# Do I need concrete footings for a play set/fort?



## RyanD (Mar 23, 2009)

Every picture I see has it just sitting on the ground which is what I was planning but some videos showed concrete footings but I'm worried that adds something that the kids can get hurt on. I know the benefits of the footings but I'm curious what others think, here's my plan so far.

I guess I would be worried about it slanting over time but if I run another 2x6 across the bottom that would help it from sinking I guess.


----------



## de-nagorg (Feb 23, 2014)

I think that it will be top heavy and topple over with a few children on it.

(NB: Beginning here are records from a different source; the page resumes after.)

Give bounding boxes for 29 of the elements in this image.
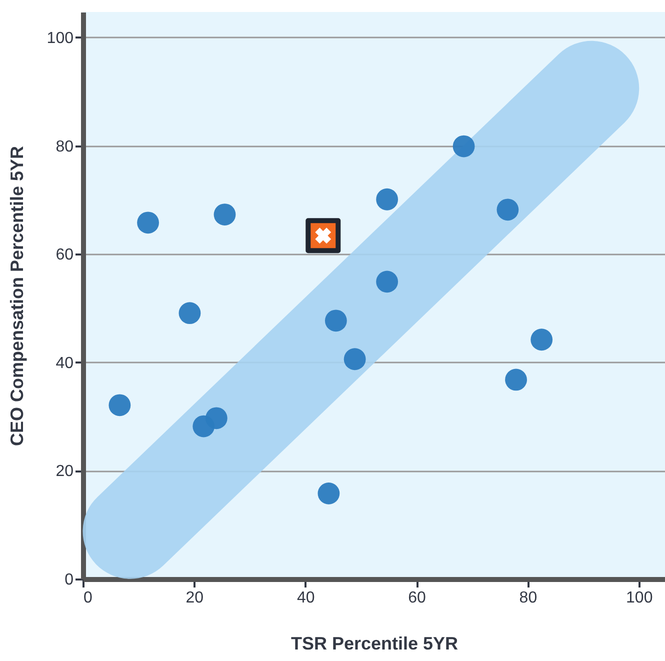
point	[214, 204, 236, 226]
y-tick-label: 40	[56, 354, 74, 372]
point	[324, 310, 347, 332]
y-tick-label: 0	[64, 572, 74, 588]
point	[318, 482, 340, 504]
point	[452, 135, 475, 158]
point	[496, 198, 519, 221]
x-axis-title: TSR Percentile 5YR	[290, 634, 458, 654]
point	[344, 348, 366, 370]
point	[306, 218, 341, 254]
point	[530, 328, 553, 351]
point	[376, 270, 398, 293]
point	[376, 188, 398, 210]
x-tick-label: 0	[84, 590, 92, 606]
point	[108, 394, 131, 416]
y-tick-label: 100	[46, 30, 74, 47]
x-tick-label: 60	[408, 590, 426, 606]
point	[205, 407, 228, 430]
y-axis-title: CEO Compensation Percentile 5YR	[6, 146, 27, 446]
x-tick-label: 80	[519, 590, 538, 606]
y-tick-label: 80	[56, 138, 74, 156]
point	[178, 302, 201, 324]
y-tick-label: 60	[56, 246, 74, 264]
y-tick-label: 20	[56, 463, 74, 480]
x-tick-label: 40	[296, 590, 315, 606]
x-tick-label: 20	[186, 590, 204, 606]
point	[505, 368, 527, 391]
point	[137, 212, 159, 234]
x-tick-label: 100	[626, 590, 653, 606]
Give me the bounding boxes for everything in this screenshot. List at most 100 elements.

Dig your footings deep and fill in the last foot or so with rubber mulch, or another soft material . Sand, pea gravel, or whatever you line the play area with.


ED


----------



## joecaption (Nov 30, 2011)

Not sure how there going to get hurt on a footing since it would not be above grade.
If I was building that I'd be following all the same rules as building a regular above ground deck.
Using 6 X 6's not 4 X 4's.
Notching the post not attaching just to the sides.
Setting the post below the frost line and setting in concrete.
No way would I have that lower enclosed part that close to grade, I'd build it at least 6" above grade on a raised platform.
Those stair stringers also should not be in direct contact to grade.


----------



## mathmonger (Dec 27, 2012)

No. The design life of a play set only has to be 10 years. You don't need concrete footings. Stake it in with some rebar.


----------



## ChuckF. (Aug 25, 2013)

I'd build it on a few 6x6's laid on the ground like skids, see if you can get cedar. Like mathmonger says, they grow up fast and before you know it you'll be looking for a way to get rid of it.

Re top-heavy, I think it looks like that because your dimensions are done freehand, with a lower ceiling and lower railings it will look more squatty.


----------